Discover the answers you need at Westonci.ca, where experts provide clear and concise information on various topics. Explore a wealth of knowledge from professionals across different disciplines on our comprehensive platform. Get quick and reliable solutions to your questions from a community of experienced experts on our platform.
Sagot :
Sure, let's solve the expression \(\frac{4r - t + s}{2}\) step-by-step given that \( r = 4 \), \( t = 1 \), and \( s = 2 \).
1. Substitute the given values into the expression:
[tex]\[ \frac{4r - t + s}{2} \rightarrow \frac{4 \cdot 4 - 1 + 2}{2} \][/tex]
2. Calculate the value inside the numerator first:
\( 4 \cdot 4 = 16 \)
So the expression now is:
[tex]\[ \frac{16 - 1 + 2}{2} \][/tex]
3. Perform the subtraction and addition in the numerator:
\( 16 - 1 = 15 \)
\( 15 + 2 = 17 \)
Now the expression is:
[tex]\[ \frac{17}{2} \][/tex]
4. Finally, perform the division:
[tex]\[ \frac{17}{2} = 8.5 \][/tex]
So, the value of [tex]\(\frac{4r - t + s}{2}\)[/tex] when [tex]\( r = 4 \)[/tex], [tex]\( t = 1 \)[/tex], and [tex]\( s = 2 \)[/tex] is [tex]\( 8.5 \)[/tex].
1. Substitute the given values into the expression:
[tex]\[ \frac{4r - t + s}{2} \rightarrow \frac{4 \cdot 4 - 1 + 2}{2} \][/tex]

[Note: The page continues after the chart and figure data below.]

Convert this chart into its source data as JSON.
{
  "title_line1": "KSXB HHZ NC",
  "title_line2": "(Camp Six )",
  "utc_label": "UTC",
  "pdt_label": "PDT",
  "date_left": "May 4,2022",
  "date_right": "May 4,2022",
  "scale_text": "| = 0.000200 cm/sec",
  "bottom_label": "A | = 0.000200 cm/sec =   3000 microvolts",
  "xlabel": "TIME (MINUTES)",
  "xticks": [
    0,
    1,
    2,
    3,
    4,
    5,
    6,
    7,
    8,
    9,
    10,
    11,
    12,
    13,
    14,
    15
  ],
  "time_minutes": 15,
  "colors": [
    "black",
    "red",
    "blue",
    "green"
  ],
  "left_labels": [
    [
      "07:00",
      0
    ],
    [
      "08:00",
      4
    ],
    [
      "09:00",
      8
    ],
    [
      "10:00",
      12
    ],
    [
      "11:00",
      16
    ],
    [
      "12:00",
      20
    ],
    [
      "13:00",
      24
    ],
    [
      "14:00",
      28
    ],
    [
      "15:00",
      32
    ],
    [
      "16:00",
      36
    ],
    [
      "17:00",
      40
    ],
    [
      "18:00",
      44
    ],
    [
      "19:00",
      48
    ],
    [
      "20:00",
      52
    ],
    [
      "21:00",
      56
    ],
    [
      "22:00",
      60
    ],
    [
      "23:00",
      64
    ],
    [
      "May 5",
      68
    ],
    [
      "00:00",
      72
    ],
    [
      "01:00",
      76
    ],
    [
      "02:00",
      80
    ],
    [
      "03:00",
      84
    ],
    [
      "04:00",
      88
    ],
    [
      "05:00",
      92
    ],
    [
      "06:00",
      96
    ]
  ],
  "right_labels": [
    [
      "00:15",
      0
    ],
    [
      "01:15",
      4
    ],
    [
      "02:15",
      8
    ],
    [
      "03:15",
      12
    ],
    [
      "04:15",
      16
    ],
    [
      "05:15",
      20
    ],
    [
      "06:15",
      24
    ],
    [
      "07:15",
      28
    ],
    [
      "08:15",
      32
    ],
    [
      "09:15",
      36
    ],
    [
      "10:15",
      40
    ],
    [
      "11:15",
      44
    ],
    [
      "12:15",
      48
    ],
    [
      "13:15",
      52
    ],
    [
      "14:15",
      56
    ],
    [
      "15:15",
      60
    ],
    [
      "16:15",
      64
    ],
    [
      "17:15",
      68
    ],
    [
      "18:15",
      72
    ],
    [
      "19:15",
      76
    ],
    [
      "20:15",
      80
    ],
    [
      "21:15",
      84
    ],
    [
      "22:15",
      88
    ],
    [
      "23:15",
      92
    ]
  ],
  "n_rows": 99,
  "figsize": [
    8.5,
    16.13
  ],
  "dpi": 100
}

2. Calculate the value inside the numerator first:
\( 4 \cdot 4 = 16 \)
So the expression now is:
[tex]\[ \frac{16 - 1 + 2}{2} \][/tex]
3. Perform the subtraction and addition in the numerator:
\( 16 - 1 = 15 \)
\( 15 + 2 = 17 \)
Now the expression is:
[tex]\[ \frac{17}{2} \][/tex]
4. Finally, perform the division:
[tex]\[ \frac{17}{2} = 8.5 \][/tex]
So, the value of [tex]\(\frac{4r - t + s}{2}\)[/tex] when [tex]\( r = 4 \)[/tex], [tex]\( t = 1 \)[/tex], and [tex]\( s = 2 \)[/tex] is [tex]\( 8.5 \)[/tex].
Thanks for using our service. We're always here to provide accurate and up-to-date answers to all your queries. We appreciate your time. Please revisit us for more reliable answers to any questions you may have. Thank you for using Westonci.ca. Come back for more in-depth answers to all your queries.